I can understand ignoring two decades of pounding away on a keyboard by a middling retired USN CDR and his band of merry friends … but the GAO too?
In 2022, their highlights were already old news.
What navalists, the American taxpayer, and more importantly their elected representatives tasked in our Constitution with oversight authority should ask is, “Why?”
The most important question in the English language; “Why?”
Gird your loins, as knowledge of the answer will drive even the best to rage and despair.
Our industrial base was shipped overseas, especially our drydocks and other equipment. The Clinton administration closed all of our government-owned shipyards and now we don't have the infrastructure to gear up and put more hulls in the water. They sold everything that wasn't bolted down, catering to NIMBYs who hate icky industrial plants and shipyards.
Key trades atrophied as there was no work and no prospects and our ruling class prioritized getting a ruinously wasteful college degree funded by student loans at the expense of the trades.
I'm nominally right-wing or whatever you want to call it, but trying to compete against state-funded shipyards in other countries with purely commercial works beholden to stockholders isn't working. We need a massive investment in our shipyards and industrial base.
That's not to mention what we are trying to build is total crap. The Littoral "Combat" Ship is the biggest embarrassment in procurement, up there with the Sergeant York DIVADS disaster when the stupid radar on that AAA vehicle locked up on the fan in a crapper during testing. That high-speed empty hull couldn't fight its way out of a wet paper bag, if it isn't dockside getting repaired by tech-reps since the crew complement is smaller than the IQ of most of Congress.

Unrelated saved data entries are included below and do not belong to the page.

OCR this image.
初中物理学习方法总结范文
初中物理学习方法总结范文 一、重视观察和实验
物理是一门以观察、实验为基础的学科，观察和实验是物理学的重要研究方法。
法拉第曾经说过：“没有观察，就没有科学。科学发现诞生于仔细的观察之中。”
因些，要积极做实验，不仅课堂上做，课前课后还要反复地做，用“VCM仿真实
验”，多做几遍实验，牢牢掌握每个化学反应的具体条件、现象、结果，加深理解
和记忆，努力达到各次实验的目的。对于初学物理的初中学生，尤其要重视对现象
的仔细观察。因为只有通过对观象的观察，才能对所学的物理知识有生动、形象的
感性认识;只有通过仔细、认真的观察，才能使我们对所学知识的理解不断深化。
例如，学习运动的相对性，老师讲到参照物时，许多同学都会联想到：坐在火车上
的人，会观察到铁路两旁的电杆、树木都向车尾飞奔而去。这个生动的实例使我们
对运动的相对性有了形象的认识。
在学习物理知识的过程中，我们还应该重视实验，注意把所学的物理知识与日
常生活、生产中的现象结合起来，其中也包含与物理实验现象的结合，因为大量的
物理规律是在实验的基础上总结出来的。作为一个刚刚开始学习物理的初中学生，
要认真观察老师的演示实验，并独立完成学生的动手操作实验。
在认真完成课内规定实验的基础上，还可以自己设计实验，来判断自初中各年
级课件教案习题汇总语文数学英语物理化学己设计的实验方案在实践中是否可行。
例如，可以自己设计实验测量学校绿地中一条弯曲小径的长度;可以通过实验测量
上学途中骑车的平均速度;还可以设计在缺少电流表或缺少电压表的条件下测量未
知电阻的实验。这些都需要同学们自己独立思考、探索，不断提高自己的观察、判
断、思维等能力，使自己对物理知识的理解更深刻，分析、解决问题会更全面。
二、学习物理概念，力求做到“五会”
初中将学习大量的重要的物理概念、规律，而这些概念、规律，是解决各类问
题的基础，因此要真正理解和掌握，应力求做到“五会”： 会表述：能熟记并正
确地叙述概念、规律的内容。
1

We get a nice foreign frigate design that works well, the FREMM, and what do we do with it? We completely redesign it, going from 85% commonality to 15%. Why bother using the original design anyhow and just go clean sheet in that instance? I get that we need to have our weapons, sensors and combat systems, but do we need to completely redesign the wheel there when the Chinese are outbuilding us 10-1?
We're a deeply divided country among partisan and ethnic lines that can't agree on anything. Our ruling class encourages perversion and anti-white bigotry at every turn while spending our great-grandchildren into the poorhouse to provide Israel and Ukraine with billions in borrowed money to fight wars we don't need to be involved in.

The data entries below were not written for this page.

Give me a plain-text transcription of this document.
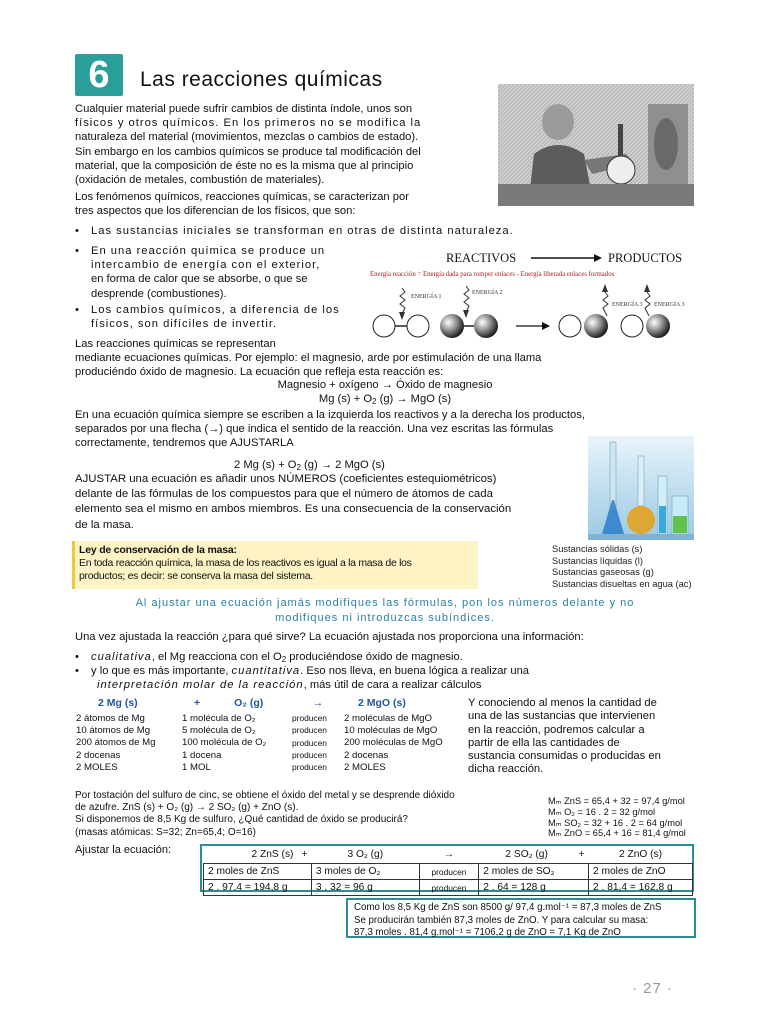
6	Las reacciones químicas
Cualquier material puede sufrir cambios de distinta índole, unos son
físicos y otros químicos. En los primeros no se modifica la
naturaleza del material (movimientos, mezclas o cambios de estado).
Sin embargo en los cambios químicos se produce tal modificación del
material, que la composición de éste no es la misma que al principio
(oxidación de metales, combustión de materiales).
Los fenómenos químicos, reacciones químicas, se caracterizan por
tres aspectos que los diferencian de los físicos, que son:
• Las sustancias iniciales se transforman en otras de distinta naturaleza.
• En una reacción química se produce un
intercambio de energía con el exterior,
en forma de calor que se absorbe, o que se
desprende (combustiones).
• Los cambios químicos, a diferencia de los
físicos, son difíciles de invertir.
REACTIVOS	PRODUCTOS
Energía reacción = Energía dada para romper enlaces - Energía liberada enlaces formados
ENERGÍA 1
ENERGÍA 2
ENERGÍA 3 ENERGÍA 3
Las reacciones químicas se representan
mediante ecuaciones químicas. Por ejemplo: el magnesio, arde por estimulación de una llama
produciéndo óxido de magnesio. La ecuación que refleja esta reacción es:
Magnesio + oxígeno → Óxido de magnesio
Mg $(s) + O_2$ (g) → MgO (s)
En una ecuación química siempre se escriben a la izquierda los reactivos y a la derecha los productos,
separados por una flecha (→) que indica el sentido de la reacción. Una vez escritas las fórmulas
correctamente, tendremos que AJUSTARLA
2 Mg $(s) + O_2$ (g) → 2 MgO (s)
AJUSTAR una ecuación es añadir unos NÚMEROS (coeficientes estequiométricos)
delante de las fórmulas de los compuestos para que el número de átomos de cada
elemento sea el mismo en ambos miembros. Es una consecuencia de la conservación
de la masa.
Ley de conservación de la masa:
En toda reacción química, la masa de los reactivos es igual a la masa de los
productos; es decir: se conserva la masa del sistema.
Sustancias sólidas (s)
Sustancias líquidas (l)
Sustancias gaseosas (g)
Sustancias disueltas en agua (ac)
Al ajustar una ecuación jamás modifiques las fórmulas, pon los números delante y no
modifiques ni introduzcas subíndices.
Una vez ajustada la reacción ¿para qué sirve? La ecuación ajustada nos proporciona una información:
• cualitativa, el Mg reacciona con el $O_2$ produciéndose óxido de magnesio.
• y lo que es más importante, cuantitativa. Eso nos lleva, en buena lógica a realizar una
interpretación molar de la reacción, más útil de cara a realizar cálculos
2 Mg (s)	+ O₂ (g)	→	2 MgO (s)
2 átomos de Mg	1 molécula de O₂	producen	2 moléculas de MgO
10 átomos de Mg	5 molécula de O₂	producen	10 moléculas de MgO
200 átomos de Mg	100 molécula de O₂	producen	200 moléculas de MgO
2 docenas	1 docena	producen	2 docenas
2 MOLES	1 MOL	producen	2 MOLES
Y conociendo al menos la cantidad de
una de las sustancias que intervienen
en la reacción, podremos calcular a
partir de ella las cantidades de
sustancia consumidas o producidas en
dicha reacción.
Por tostación del sulfuro de cinc, se obtiene el óxido del metal y se desprende dióxido
de azufre. ZnS (s) + O₂ (g) → 2 SO₂ (g) + ZnO (s).
Si disponemos de 8,5 Kg de sulfuro, ¿Qué cantidad de óxido se producirá?
(masas atómicas: S=32; Zn=65,4; O=16)
Ajustar la ecuación:
Mₘ ZnS = 65,4 + 32 = 97,4 g/mol
Mₘ O₂ = 16 . 2 = 32 g/mol
Mₘ SO₂ = 32 + 16 . 2 = 64 g/mol
Mₘ ZnO = 65,4 + 16 = 81,4 g/mol
2 ZnS (s)	+	3 O₂ (g)	→	2 SO₂ (g)	+	2 ZnO (s)
2 moles de ZnS		3 moles de O₂	producen	2 moles de SO₂		2 moles de ZnO
2 . 97,4 = 194,8 g		3 . 32 = 96 g	producen	2 . 64 = 128 g		2 . 81,4 = 162,8 g
Como los 8,5 Kg de ZnS son 8500 g/ 97,4 g.mol⁻¹ = 87,3 moles de ZnS
Se producirán también 87,3 moles de ZnO. Y para calcular su masa:
87,3 moles . 81,4 g.mol⁻¹ = 7106,2 g de ZnO = 7,1 Kg de ZnO
· 27 ·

China's population might be getting older, but they can at least put hulls in the water and crews on those ships. We're too busy training our sailors in diversity garbage and what pronouns to use to worry about preparing them for battle or heck, navigating ships without collisions.
If we had to fight a major war, we'd lose. We'd lose BADLY. I don't want to say that, but it's the truth. I'm one of those veterans who actively encourage young people NOT to join the service. If diversity and sexual deviants is what our ruling class want in the military, let them fight and die in these pointless wars to enrich the plutocrats.
Sal…”a middling retired USN CDR and his band of merry friends” continue to ring the alarm bell but Congress and the people appear to be tone deaf. Sir, you undersell yourself as the herald of Naval hypocrisy, doublespeak and doom amongst our leadership. The more this old Marine reads, the more I’m falling into your ranks when muster is sounded. When I see what the Navy is doing with readiness and shipbuilding and our beloved Corps is doing with FD2030 and our so-called amphibious Navy…you cannot avoid asking the tough questions.
To tie a bow on your comments today, there’s this from today’s Early Bird: “US Navy ship programs face years-long delays amid labor, supply woes.” Like that’s news…
Meanwhile, let’s keep painting drone kills on the sides of aircraft in the Red Sea and thinking we are warfighters. Years of apathy and complacency on full display. Our adversaries should be licking their chops.
Carry on, Sir! I’ll continue yelling at the kids to get off the grass.